Work is set to begin later this year on a renovation of the front nine holes at Crane Creek Country Club in Boise, Idaho.
The latest project aims to bring Crane Creek’s front nine up to USGA standards, and Druzisky Golf Course Design will be leading the project.
Crane Creek Country Club has been a master plan renovation client of Druzisky Golf Course Design since 2000, and architect David Druzisky spoke to GCA about the latest work.
“Most of the greens are original to 1962 and the membership is generally happy with their design with the exception of about four of them, which have too much slope within the surfaces,”explained Druzisky. “The surfaces were originally Bentgrass from 1962 combined with various challenging strains of Poa. The superintendent does a great job with them, but they have hit the point where the new bents are just so much better.”
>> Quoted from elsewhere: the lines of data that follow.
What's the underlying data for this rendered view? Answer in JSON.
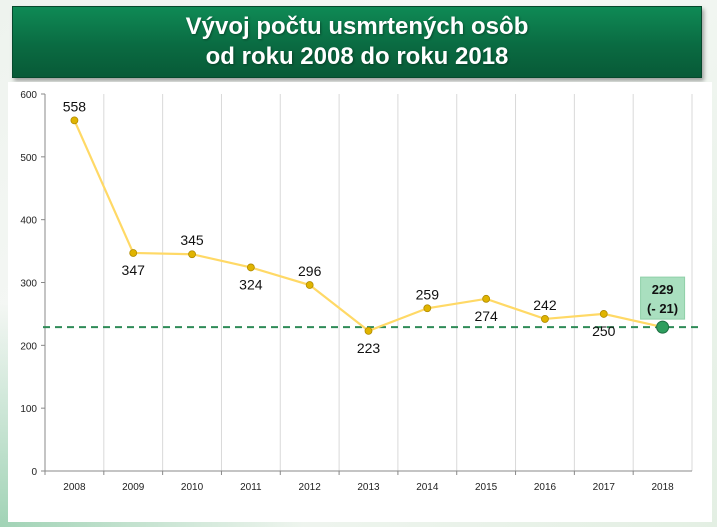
{
  "title": {
    "line1": "Vývoj počtu usmrtených osôb",
    "line2": "od roku 2008 do roku 2018"
  },
  "colors": {
    "banner": "#0a6b42",
    "line": "#ffd966",
    "point": "#e0b400",
    "highlight_point": "#2e9e5e",
    "reference_line": "#2e8b57",
    "highlight_box": "#a9dfbf",
    "grid": "#d9d9d9"
  },
  "chart_data": {
    "type": "line",
    "categories": [
      "2008",
      "2009",
      "2010",
      "2011",
      "2012",
      "2013",
      "2014",
      "2015",
      "2016",
      "2017",
      "2018"
    ],
    "series": [
      {
        "values": [
          558,
          347,
          345,
          324,
          296,
          223,
          259,
          274,
          242,
          250,
          229
        ]
      }
    ],
    "data_labels": [
      "558",
      "347",
      "345",
      "324",
      "296",
      "223",
      "259",
      "274",
      "242",
      "250",
      "229"
    ],
    "label_positions": [
      "above",
      "below",
      "above",
      "below",
      "above",
      "below",
      "above",
      "below",
      "above",
      "below",
      "above"
    ],
    "ylim": [
      0,
      600
    ],
    "yticks": [
      0,
      100,
      200,
      300,
      400,
      500,
      600
    ],
    "grid": "vertical",
    "reference_line": {
      "value": 229,
      "style": "dashed"
    },
    "highlight": {
      "index": 10,
      "line1": "229",
      "line2": "(- 21)"
    },
    "xlabel": "",
    "ylabel": ""
  }
}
The project will see what Druzisky refers to as a ‘core-and-restore’ of the greens. This includes stripping the existing surface turf and then the excavation of the old subgrade materials to a depth of 16 inches.
“Like new green construction, the new subgrade will mirror the old surface contours and then drainage is added,” said Druzisky. “New gravel and greensmix materials are then brought in and installed to refill the cavity with the surface reestablished to original design. The new materials will meet USGA recommendations for putting green construction. While there is much discussion about the benefit of meeting USGA numbers with the materials related to perched water tables and such, the key is that all 18 will be consistent, which they aren’t now.”
Following the completion of the work on the front nine, a second project for the back nine at Crane Creek will commence.
“We are now working from the third installment of the master plan,” said Druzisky. “After I crafted the original masterplan back in 2000 we did an initial project that included a redesign of all the bunkers and rebuilding tees on several holes that really needed it. The project was very well received. Over the next several years we took out a couple hundred trees to re-open views and to provide more area for play. Other yearly projects have been undertaken including some path work, a couple tees and a couple more bunkers as the trees came out. The state of the economy over the last six years slowed things down as it has at many clubs.”
Druzisky is confident that golfers at Crane Creek will be pleased with the work his firm is doing.
“When complete, the members expect to get back the course they have now, only better,” said Druzisky. “They are making a considerable financial re-investment in their primary asset and our goals and mission for the project are pretty simple and straightforward. It is the same at most clubs and they mostly worry about change. Often underestimated in these sorts of projects are all the little details that we now get to fine tune and instill while the grass is removed and are rebuilding the features. Sweating those details is what makes work exceptional.”
The Crane Creek course was designed by Bob E. Baldock, an architect Druzisky feels doesn’t hold the place in golf architecture history he perhaps should.
“Baldock is a name that probably mostly only those of us on the US west coast that follow golf course architecture have heard of,” he said. “Considering he was involved in around 400 courses makes that a bit odd. It’s likely the reason is because few if any of his courses have been singled out for architectural merit, or they have not been identified as such yet. I have visited several and discussed the merits of others with folks in the business and Crane Creek might be one of Baldock’s best and a bit of a hidden gem.”